Inspired by the life of County Durham’s Jamie Campbell, the naturally hyperbolic classroom setting keeps the energy levels at an optimum level. Add to this the uniformly talented year 11 ensemble, who burst into backflips and electropop anthems at the drop of a tiara. The decision to have the cast sing in a Sheffield burr rather than the generic American accent makes the story all the more accessible. Furthermore, the choreography by Kate Prince is largely Hip-Hop inspired, reflective of the inner city setting. There are occasional reversions to traditional musical style, including my favourite number ‘The Legend of Loco Chanel’. This is a classic cabaret pastiche complete with 50s microphone and magical costume changes. Phil Nichol plays retired drag queen, Hugo, the benevolent, flannel wearing Fairy Godfather intent on sending Jamie to the ball.

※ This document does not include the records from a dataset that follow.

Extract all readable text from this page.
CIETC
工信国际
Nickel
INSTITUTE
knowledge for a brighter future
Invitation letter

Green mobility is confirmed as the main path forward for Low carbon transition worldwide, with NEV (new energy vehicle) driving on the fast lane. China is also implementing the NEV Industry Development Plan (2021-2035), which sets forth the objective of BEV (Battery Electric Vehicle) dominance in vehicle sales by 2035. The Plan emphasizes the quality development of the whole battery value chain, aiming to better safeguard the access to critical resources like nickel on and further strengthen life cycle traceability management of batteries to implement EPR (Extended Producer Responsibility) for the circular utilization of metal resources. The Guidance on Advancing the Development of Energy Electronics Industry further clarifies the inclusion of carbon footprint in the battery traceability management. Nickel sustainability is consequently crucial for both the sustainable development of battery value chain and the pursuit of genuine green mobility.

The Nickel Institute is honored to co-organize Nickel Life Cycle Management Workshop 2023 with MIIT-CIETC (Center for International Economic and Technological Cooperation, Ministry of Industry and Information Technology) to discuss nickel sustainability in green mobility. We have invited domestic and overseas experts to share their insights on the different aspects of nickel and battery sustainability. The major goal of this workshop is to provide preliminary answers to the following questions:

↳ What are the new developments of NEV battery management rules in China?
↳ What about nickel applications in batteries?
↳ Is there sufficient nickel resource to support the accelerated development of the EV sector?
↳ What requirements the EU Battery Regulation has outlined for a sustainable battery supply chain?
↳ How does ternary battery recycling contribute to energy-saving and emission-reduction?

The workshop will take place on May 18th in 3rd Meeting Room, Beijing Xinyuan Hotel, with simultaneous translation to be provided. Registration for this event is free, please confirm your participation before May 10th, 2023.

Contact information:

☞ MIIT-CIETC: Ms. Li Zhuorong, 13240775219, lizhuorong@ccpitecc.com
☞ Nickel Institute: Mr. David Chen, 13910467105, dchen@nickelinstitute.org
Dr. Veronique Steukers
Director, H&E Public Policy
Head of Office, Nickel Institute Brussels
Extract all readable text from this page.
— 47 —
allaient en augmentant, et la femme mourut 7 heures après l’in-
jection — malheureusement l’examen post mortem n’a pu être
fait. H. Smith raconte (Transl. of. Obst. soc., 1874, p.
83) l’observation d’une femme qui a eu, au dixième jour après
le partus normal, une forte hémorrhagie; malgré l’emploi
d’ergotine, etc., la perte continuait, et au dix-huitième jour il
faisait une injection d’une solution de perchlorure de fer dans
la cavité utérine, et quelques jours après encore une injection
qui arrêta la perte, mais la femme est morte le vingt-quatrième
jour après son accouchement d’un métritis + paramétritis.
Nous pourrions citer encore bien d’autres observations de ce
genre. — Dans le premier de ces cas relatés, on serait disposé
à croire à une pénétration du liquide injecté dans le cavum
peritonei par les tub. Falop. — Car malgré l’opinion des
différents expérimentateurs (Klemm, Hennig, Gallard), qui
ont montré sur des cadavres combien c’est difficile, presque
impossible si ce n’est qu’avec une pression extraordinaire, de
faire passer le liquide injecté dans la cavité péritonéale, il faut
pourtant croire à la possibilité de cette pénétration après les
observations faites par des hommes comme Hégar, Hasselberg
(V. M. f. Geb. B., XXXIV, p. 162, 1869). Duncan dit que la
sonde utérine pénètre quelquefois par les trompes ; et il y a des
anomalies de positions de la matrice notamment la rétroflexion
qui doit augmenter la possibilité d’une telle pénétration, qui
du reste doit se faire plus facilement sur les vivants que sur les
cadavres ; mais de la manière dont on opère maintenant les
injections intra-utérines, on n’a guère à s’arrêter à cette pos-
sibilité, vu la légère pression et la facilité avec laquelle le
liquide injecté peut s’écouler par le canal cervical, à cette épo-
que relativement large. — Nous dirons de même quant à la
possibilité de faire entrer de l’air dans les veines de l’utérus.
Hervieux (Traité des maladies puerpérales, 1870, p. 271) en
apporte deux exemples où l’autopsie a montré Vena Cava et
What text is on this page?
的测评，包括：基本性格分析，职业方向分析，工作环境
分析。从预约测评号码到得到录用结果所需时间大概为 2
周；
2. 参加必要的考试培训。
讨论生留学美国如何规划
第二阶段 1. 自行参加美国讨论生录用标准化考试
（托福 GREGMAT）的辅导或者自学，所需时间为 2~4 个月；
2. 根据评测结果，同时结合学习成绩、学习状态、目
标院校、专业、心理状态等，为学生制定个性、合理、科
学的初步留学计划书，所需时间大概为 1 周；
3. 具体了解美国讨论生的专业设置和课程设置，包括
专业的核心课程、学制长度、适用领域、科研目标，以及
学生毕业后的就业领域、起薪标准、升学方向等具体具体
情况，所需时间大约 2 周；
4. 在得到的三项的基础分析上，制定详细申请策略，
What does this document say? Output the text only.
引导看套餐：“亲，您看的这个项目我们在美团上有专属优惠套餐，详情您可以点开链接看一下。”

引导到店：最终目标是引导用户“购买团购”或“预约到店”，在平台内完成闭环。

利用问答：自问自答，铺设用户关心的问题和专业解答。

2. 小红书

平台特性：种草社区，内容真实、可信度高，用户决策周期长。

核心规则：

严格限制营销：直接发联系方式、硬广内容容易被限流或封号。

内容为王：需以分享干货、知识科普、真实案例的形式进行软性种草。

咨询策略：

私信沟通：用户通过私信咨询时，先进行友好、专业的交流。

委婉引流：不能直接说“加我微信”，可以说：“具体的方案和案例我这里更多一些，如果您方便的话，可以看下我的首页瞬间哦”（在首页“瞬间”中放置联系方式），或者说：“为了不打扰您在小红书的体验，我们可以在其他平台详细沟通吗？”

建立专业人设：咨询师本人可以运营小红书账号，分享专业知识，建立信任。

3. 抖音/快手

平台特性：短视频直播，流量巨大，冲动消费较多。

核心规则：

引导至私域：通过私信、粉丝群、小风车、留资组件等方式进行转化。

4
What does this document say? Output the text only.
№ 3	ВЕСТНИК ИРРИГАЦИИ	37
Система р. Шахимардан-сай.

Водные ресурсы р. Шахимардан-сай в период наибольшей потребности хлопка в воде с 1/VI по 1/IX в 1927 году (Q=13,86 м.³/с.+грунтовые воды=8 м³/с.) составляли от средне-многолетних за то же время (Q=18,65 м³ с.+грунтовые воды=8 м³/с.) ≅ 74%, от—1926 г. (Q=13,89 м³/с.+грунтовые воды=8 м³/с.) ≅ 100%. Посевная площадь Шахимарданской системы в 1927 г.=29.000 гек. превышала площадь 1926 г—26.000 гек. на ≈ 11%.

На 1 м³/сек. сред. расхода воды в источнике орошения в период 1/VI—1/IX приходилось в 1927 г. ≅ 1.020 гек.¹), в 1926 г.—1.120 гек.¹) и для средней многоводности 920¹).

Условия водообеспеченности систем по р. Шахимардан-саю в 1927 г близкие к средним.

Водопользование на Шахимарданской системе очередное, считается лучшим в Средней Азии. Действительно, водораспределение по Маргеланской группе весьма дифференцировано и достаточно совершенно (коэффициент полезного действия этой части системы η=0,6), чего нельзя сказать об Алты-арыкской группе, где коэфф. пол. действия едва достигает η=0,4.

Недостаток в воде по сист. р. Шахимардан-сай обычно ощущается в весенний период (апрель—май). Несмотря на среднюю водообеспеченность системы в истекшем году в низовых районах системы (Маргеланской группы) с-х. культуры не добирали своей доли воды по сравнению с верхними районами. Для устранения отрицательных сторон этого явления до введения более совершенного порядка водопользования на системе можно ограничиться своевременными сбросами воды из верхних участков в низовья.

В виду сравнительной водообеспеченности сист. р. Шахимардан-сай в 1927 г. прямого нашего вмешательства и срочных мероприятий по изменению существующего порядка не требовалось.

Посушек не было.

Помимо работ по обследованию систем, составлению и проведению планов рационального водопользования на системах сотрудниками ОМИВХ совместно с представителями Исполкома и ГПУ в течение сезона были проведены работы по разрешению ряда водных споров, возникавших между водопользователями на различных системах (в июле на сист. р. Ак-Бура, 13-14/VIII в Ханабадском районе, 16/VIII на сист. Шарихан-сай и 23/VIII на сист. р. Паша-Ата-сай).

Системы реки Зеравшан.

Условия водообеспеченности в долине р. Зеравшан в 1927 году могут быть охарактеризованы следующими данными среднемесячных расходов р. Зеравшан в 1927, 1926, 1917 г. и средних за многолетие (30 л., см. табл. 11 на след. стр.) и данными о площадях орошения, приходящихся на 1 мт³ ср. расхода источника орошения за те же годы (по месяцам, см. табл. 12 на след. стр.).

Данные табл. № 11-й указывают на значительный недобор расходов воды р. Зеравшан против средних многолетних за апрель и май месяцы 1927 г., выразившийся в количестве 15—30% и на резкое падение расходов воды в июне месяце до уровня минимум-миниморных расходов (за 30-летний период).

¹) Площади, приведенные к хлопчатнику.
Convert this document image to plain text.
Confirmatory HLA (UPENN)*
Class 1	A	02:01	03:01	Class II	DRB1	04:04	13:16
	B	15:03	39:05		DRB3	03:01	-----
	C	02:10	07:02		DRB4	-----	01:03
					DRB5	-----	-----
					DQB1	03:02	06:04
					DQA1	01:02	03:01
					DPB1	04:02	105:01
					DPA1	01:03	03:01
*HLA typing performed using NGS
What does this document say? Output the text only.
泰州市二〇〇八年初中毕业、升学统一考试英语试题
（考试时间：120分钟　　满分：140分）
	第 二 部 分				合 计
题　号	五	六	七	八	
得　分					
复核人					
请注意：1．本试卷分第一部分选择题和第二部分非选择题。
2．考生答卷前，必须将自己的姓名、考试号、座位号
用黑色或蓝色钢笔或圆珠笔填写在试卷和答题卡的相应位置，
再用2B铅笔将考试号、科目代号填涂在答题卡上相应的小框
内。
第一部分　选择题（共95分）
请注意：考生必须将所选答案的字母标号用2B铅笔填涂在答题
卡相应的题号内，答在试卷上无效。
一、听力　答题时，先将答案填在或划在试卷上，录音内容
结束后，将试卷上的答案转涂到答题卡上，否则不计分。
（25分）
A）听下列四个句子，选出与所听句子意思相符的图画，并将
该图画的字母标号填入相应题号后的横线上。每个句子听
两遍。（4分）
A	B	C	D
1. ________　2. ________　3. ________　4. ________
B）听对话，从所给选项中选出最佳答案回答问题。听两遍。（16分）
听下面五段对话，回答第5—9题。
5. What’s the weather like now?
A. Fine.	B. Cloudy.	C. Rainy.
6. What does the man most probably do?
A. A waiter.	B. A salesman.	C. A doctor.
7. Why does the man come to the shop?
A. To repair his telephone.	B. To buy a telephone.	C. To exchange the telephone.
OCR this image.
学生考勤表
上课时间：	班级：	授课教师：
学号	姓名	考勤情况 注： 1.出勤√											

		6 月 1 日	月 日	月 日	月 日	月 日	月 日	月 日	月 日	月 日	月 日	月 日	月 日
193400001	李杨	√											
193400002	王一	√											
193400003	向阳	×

One can see countless influences in the show, from Billy Elliot to Kinky Boots. The scene in which three drag artists prepare Jamie for his first performance has strong echoes of ‘You Gotta Have a Gimmick’ from classic musical Gypsy. However, the show remains a thoroughly modern musical, in terms of staging, setting and storyline. With gender roles being such a debated topic, having a young man embrace his love of all things glittery is especially relevant. With an overriding message of self-acceptance and plenty of theatrical flair, it’s plain to see why Everybody’s Talking About Jamie.